通信Vol.145(2016年6月)

今年は、雪も少なかったし雨もあまり降らず、各地で水不足が心配されています。たのみの綱の台風も今年はまだ一つも観測されていません。早くまとまった雨が降るといいですね。

 今回は「自分の心を見つめる意味」と題してお話ししてみたいと思います。
 人の悩みの80%は人間関係の悩みだとも言われます。そんな人間関係の悩みを解決する鍵が実は「自分の心を見つめる」ことに隠されているのです。どういうことか具体的に例をあげながらお話ししましょう。
 私が学生時代アルバイトをしていた時に、とても苦手な上司がいました。几帳面な上司は、物事を感覚的に進める私と対照的ですべてに根拠を求めてきました。
上司「その教材の発注量はどこから導き出した?」
私「なんとなく今までの流れで」
上司「なんとなくじゃなくて、どれだけ出荷するか考えないとね」
私「すみません・・・・」心の中では(足りなくなったら近くの支社から借りれば良いじゃん)と反発していました。
 すべてに根拠を求められた私は窒息寸前になって、アルバイトを辞める意思を伝えた途端、上司が異動になって人間関係の問題は解決しましたが・・・
この場合、私の悩みは「すべてに細かい上司」だったのですが、実はこの悩みの本質的な問題は「私が何故、理論に基づいて仕事をしようとしなかったのか?」という点なのですが、理論づけをするのが面倒だったのか、あるいは自分と性格の異なる上司に反発していたのか、今となってはハッキリわからないのですが、とにかく自分の中で意地になっていた部分が認められなくて「上司のせい」にしていたのです。もしこの時に自分の内面を見つめる技術が身についていたならもう少し違った人間関係を築けたのかもしれません。
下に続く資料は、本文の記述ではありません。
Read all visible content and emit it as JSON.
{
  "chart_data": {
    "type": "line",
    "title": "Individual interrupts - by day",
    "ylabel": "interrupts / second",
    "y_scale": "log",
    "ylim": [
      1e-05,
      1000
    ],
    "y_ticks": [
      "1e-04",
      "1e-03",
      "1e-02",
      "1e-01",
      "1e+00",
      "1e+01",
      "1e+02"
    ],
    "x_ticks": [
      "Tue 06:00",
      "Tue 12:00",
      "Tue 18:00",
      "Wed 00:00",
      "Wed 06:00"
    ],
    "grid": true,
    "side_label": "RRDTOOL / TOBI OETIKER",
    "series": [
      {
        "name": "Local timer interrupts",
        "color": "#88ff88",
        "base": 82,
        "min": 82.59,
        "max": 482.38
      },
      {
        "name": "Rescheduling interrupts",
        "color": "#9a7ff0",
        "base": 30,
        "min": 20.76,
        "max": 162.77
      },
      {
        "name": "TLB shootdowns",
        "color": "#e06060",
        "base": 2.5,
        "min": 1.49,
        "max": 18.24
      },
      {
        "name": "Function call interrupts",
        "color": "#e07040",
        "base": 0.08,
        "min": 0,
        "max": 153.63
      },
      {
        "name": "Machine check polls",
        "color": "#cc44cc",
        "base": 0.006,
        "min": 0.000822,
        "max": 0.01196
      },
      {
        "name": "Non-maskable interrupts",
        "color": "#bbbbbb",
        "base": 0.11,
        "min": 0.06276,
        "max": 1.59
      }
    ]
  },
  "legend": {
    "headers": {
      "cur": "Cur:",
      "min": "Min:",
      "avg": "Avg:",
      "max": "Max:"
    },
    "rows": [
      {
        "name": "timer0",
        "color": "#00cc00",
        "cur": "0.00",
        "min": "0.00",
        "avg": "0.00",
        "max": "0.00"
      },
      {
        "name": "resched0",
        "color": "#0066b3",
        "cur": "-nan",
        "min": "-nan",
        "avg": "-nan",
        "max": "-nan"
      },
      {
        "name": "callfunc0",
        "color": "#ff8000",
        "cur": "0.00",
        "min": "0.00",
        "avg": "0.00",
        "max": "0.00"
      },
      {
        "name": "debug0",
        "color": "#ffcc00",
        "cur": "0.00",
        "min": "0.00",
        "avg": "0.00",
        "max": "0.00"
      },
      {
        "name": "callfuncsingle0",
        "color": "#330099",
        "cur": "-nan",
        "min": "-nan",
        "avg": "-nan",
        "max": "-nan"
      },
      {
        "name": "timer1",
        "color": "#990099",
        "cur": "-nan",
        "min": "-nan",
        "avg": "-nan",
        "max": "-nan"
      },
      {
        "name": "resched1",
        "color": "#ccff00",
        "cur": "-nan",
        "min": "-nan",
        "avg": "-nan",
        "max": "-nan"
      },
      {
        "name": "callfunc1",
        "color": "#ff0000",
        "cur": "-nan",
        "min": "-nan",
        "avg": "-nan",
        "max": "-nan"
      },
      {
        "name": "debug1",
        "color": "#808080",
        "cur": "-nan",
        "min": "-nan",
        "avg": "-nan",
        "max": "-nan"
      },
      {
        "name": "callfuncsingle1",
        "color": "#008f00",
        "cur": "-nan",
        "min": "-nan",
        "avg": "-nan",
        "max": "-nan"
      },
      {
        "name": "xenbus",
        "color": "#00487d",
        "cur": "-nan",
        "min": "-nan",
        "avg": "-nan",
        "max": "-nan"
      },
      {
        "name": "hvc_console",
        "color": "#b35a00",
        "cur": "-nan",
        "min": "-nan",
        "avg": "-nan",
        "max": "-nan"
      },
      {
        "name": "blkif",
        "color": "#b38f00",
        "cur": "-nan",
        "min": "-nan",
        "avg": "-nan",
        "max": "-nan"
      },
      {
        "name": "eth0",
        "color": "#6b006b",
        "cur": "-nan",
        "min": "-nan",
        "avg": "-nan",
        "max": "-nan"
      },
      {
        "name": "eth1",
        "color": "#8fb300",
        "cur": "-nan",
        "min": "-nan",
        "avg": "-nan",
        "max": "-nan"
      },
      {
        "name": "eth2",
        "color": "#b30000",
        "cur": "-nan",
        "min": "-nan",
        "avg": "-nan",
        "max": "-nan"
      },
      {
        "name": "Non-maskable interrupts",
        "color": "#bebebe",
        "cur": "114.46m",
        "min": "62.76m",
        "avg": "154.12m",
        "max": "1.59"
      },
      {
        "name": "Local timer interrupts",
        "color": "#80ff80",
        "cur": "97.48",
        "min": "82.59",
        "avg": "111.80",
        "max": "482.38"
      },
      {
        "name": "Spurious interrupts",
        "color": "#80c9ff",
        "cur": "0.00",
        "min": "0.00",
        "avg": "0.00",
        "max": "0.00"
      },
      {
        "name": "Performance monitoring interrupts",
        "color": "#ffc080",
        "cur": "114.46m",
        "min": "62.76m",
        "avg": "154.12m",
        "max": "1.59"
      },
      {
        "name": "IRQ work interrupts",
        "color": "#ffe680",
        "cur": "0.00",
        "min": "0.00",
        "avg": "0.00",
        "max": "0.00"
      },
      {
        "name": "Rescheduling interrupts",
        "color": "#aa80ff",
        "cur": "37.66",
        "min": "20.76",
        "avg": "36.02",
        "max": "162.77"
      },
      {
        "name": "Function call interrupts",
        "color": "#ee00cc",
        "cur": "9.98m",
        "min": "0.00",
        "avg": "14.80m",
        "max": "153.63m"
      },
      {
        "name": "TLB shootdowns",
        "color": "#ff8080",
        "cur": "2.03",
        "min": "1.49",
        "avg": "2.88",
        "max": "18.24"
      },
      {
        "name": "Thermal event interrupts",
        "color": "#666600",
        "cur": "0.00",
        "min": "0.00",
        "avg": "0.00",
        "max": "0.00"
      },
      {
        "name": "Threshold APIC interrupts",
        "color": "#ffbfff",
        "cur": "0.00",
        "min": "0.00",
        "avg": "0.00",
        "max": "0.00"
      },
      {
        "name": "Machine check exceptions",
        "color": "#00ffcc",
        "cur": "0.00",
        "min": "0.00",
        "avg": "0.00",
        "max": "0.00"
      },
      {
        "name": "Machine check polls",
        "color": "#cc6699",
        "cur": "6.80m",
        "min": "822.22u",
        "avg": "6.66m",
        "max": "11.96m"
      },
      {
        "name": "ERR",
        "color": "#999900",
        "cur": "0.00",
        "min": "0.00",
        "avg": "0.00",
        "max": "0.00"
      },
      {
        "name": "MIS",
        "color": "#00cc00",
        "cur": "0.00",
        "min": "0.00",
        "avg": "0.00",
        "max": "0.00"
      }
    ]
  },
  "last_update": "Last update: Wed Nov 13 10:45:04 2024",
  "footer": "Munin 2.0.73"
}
 も一つ私の失敗談を披露いたします。20代の頃、理科教材の営業をしていた時の社長が強烈な人で、面と向かって叱られることは少なかったのですが、夕方仕事が終わる頃に社長室に呼びつけられ、私の上司の悪口を4時間ほど聞かされるのです。社長はイスに座って、私は立ったままです。自分のことを叱られるのならまだしも、なぜ社長の愚痴を4時間も立ったままで聞かなければいけないんだろうと思いました。この社長のことは嫌いというよりも、すごく苦手な人でした。会話らしい会話をした記憶があまりありません。この場合の問題点も「疑問に思うことを何故社長に直接聞かないのか」という点に極まると思います。本来ならば、社長と話し合って自分が疑問に思うことをぶつければ良かったのですが、苦手意識が先に立って社長の言動を上げ足をとって「やっぱりあの人はおかしい」「だからみんなに嫌われて当然」という自分の思いに合致した社長像を創り上げていったのです。
 心理学者のアルフレッド・アドラーは「人は目的を果たすために、思考や行動を整える」といいます。誰かを嫌いになると、その相手に嫌われるような言動を作り出し、相手にいやな態度をとらせて「やっぱりあの人のここが嫌」という逆説的な論理を確定的なものにする生き物だということです。分かりやすく言うと、嫌いな相手がいるとわざわざ嫌われるような状況を自分から作り出すということです。
 人間関係を劇的に良くするたった一つの方法は、相手の事を好きになることです。好きになれないのは何故なのか?自分の心と対話が出来ないと、相手が好きになれない本当の理由が見えてこないのです。自分の心の中にしか原因はないのですから。